IL COMPENDIO BREVE DELLA STORIA CROATA

VII sec. Avari e Slavi popolano il territorio della Croazia. Croati prendono parte nella battaglia contro il dominio di Avari e dopo la vittoria colonizzano i territori attuali. Nel Alto Medioevo la Croazia e sotto il domino di Franchi.
IX sec. L’epoca di conte Trpimir (chiamato dux Chroatorum) e di conte Branimir, quando la Croazia diventa indipendente.
X sec. L’epoca di re Tomislav, quando la Croazia e molto potente. Stjepan Drzislav e il primo incoronato re croato.
XI sec. Si e estinta la dinastia di Trpimirovici, e i territori croati sono sotto il dominio di Arpadovici quando comincia anche la nuova divisione del territorio in contee.
XII sec. Si distinguono alcune potenti famiglie feudali (conti di Veglia (Krk), di Vinodol, di Cetina, di Almissa (Omis)...).
1242. L’invasione di Tartari, dopo di che il re Bela IV comincia a istituire le cosiddette libere citta reali. Dal 1260. la Croazia e divisa in due territori (Slavonia e Croazia) dove governano i bani.
1409. Venezia da Ladislao di Napoli compra per 100.000 ducati i diritti di governare la Dalmazia dove resta fino al 1797. Durante il XV secolo i Turchi devastano la Croazia. Dopo l’unificazione di Parlamenti della Croazia e della Slavonia e finita la disunione di due territori.
1593. La battaglia di Sisak segna una svolta nei combattimenti contro i Turchi. I disaccordi tra la corte e i gran signori croati sono presenti ancora (disgrazie di Petar Zrinski e di Fran Krste Frankopan).
XVIII sec. La Croazia e alle dipendenze amministrative di Ungheria. Istria, Dalmazia, Dubrovnik e Boka Kotorska per un breve periodo riconoscono il domino di Napoleone I, dopo di che, dal 1813. sono sotto le autorita austriache.
XIX sec. Il periodo del Movimento illirico di cui membri sono impegnati nella propaganda del libero uso della lingua croata. Risorgimento nazionale croato.
1848. Scoppia la rivoluzione guidata dal bano croato Josip Jelacic con lo scopo di difendere gli interessi croati.
1918. Il Parlamento proclama la separazione dall’Impero austro ungarico, e nello stesso anno la Croazia entra nel Regno di Serbi, Croati e Sloveni. Istria, Fiume (Rijeka) e Zara (Zadar) sono sotto il governo italiano.
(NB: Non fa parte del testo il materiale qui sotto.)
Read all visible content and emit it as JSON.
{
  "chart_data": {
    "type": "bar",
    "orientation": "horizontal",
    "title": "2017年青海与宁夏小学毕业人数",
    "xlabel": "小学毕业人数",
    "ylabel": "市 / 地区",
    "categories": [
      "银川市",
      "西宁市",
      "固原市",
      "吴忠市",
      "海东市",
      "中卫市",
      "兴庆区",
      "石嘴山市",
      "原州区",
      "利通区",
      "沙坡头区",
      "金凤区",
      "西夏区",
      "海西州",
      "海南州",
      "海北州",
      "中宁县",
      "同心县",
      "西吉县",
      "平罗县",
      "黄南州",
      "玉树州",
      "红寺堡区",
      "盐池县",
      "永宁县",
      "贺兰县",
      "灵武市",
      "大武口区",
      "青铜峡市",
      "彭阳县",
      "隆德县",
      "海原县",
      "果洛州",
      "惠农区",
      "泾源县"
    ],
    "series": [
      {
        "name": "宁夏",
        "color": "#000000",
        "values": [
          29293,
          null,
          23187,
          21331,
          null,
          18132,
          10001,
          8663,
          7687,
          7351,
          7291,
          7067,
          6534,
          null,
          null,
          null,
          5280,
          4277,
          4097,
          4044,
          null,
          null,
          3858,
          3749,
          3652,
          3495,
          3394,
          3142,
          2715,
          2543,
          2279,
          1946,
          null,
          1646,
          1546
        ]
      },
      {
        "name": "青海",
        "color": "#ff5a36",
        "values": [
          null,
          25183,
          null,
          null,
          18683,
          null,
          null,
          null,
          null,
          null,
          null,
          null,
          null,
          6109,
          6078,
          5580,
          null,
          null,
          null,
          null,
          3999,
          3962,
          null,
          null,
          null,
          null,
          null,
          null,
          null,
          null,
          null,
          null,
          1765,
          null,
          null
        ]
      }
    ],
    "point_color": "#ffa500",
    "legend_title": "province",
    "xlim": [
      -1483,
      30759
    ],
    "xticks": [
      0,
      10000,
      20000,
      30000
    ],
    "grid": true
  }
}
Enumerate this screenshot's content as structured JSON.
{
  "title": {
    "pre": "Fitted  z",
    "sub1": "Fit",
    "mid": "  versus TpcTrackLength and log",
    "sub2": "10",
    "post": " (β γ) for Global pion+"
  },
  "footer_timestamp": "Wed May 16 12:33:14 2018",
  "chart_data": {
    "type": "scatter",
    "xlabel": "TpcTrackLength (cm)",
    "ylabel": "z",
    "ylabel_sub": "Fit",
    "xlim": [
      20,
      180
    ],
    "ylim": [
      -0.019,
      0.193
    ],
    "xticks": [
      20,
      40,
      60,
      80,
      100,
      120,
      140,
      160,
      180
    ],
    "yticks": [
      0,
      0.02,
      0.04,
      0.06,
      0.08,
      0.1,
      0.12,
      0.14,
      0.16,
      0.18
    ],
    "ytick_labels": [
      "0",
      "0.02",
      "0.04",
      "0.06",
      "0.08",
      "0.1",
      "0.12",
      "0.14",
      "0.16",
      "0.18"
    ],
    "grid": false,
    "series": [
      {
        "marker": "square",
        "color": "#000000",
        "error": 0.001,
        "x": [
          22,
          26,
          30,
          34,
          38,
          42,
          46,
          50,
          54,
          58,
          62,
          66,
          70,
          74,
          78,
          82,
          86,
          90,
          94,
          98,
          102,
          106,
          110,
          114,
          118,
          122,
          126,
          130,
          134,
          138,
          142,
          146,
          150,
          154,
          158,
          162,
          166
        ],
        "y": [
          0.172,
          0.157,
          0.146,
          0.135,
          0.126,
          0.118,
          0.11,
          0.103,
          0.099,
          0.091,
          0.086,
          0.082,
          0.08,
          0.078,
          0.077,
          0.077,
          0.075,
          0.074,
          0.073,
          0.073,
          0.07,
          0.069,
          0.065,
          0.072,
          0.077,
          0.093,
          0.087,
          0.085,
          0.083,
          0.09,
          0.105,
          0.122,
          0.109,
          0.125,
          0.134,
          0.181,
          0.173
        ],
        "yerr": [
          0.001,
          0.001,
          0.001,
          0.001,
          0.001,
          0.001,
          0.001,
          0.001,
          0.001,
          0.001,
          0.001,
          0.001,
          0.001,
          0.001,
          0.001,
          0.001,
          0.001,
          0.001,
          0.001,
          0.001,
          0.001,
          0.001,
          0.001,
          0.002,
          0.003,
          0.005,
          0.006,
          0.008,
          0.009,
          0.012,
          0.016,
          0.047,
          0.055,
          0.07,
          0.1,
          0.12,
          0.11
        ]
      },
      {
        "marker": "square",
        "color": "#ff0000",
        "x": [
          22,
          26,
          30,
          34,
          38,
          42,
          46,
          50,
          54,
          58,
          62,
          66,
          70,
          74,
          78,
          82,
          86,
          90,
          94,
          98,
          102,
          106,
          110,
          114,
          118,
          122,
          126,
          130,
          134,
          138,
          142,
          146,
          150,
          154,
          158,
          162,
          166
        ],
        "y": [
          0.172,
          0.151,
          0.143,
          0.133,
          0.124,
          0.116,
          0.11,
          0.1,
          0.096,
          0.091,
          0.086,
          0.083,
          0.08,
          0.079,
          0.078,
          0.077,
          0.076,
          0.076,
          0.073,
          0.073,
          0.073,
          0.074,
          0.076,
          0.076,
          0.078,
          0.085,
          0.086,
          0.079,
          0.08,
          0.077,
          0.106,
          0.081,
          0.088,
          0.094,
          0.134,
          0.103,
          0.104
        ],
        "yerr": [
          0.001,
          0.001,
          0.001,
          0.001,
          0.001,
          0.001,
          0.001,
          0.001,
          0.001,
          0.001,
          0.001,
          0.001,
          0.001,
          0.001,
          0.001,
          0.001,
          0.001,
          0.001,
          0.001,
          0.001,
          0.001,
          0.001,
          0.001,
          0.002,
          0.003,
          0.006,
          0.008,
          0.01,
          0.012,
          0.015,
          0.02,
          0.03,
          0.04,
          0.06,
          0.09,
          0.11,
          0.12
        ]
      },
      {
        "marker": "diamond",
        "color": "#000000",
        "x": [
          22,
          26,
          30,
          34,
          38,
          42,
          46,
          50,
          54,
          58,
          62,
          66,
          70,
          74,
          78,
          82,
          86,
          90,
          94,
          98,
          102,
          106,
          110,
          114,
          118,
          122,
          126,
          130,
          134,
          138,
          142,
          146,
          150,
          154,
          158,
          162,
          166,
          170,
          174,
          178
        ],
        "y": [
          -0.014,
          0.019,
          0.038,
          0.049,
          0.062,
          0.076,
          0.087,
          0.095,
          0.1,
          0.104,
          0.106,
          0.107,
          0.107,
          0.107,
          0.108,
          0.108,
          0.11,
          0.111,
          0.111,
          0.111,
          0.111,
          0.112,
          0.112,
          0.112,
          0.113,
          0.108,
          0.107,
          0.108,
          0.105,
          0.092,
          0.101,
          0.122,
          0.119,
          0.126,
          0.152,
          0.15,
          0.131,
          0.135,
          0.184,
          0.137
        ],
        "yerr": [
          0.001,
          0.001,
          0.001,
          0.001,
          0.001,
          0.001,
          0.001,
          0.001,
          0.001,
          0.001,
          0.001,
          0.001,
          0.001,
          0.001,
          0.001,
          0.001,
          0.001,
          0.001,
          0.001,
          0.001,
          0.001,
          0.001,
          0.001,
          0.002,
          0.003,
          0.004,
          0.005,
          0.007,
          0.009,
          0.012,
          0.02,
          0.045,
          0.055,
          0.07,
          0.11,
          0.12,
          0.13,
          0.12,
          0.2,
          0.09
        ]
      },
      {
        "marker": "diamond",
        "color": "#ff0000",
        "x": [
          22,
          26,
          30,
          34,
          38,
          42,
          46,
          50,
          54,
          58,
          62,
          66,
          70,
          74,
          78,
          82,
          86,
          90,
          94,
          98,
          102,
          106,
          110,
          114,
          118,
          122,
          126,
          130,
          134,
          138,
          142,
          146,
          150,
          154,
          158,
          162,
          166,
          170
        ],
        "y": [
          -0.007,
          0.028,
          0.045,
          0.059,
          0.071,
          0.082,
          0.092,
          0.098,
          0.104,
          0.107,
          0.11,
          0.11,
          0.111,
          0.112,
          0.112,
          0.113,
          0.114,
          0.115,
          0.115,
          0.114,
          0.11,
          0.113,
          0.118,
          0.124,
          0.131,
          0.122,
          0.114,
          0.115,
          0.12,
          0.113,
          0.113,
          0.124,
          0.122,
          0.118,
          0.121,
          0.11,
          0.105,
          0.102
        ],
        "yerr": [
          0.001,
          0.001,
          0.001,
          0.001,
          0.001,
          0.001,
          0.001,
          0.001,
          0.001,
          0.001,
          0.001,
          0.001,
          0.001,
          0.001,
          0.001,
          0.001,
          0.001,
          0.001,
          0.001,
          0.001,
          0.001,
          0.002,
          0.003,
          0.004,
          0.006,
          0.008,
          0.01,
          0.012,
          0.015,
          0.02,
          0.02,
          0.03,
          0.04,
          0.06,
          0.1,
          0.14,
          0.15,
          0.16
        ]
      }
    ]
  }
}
1939. Si crea il Banato della Croazia.
1941-1945. Durante la Seconda Guerra mondiale si crea lo Stato Indipendente Croato appoggiato ai reggimi fascista dell’Italia e della Germania. Nello stesso tempo cresce anche il movimento antifascista. Dopo la guerra la Croazia diventa una delle unita federali della Iugoslavia ricostruita sotto il governo comunista.
1990. Dopo le elezioni democratiche, la Croazia lascia Iugoslavia e proclama la propria indipendenza e la sovranita. Nello stesso tempo comincia la ribellione di una parte del popolo serbo, dettata da Belgrado, il che finisce con l’aggressione dell’armata federale iugoslava e di Iugoslavia alla Repubblica della Croazia
1992. La Croazia diventa con pieni diritti il membro delle Nazioni unite.
1995. Quasi tutto il territorio croato e libero.
1998. Con la reintegrazione pacifica e ricostituita la sovranita su tutto il paese, includendo anche la Slavonia orientale.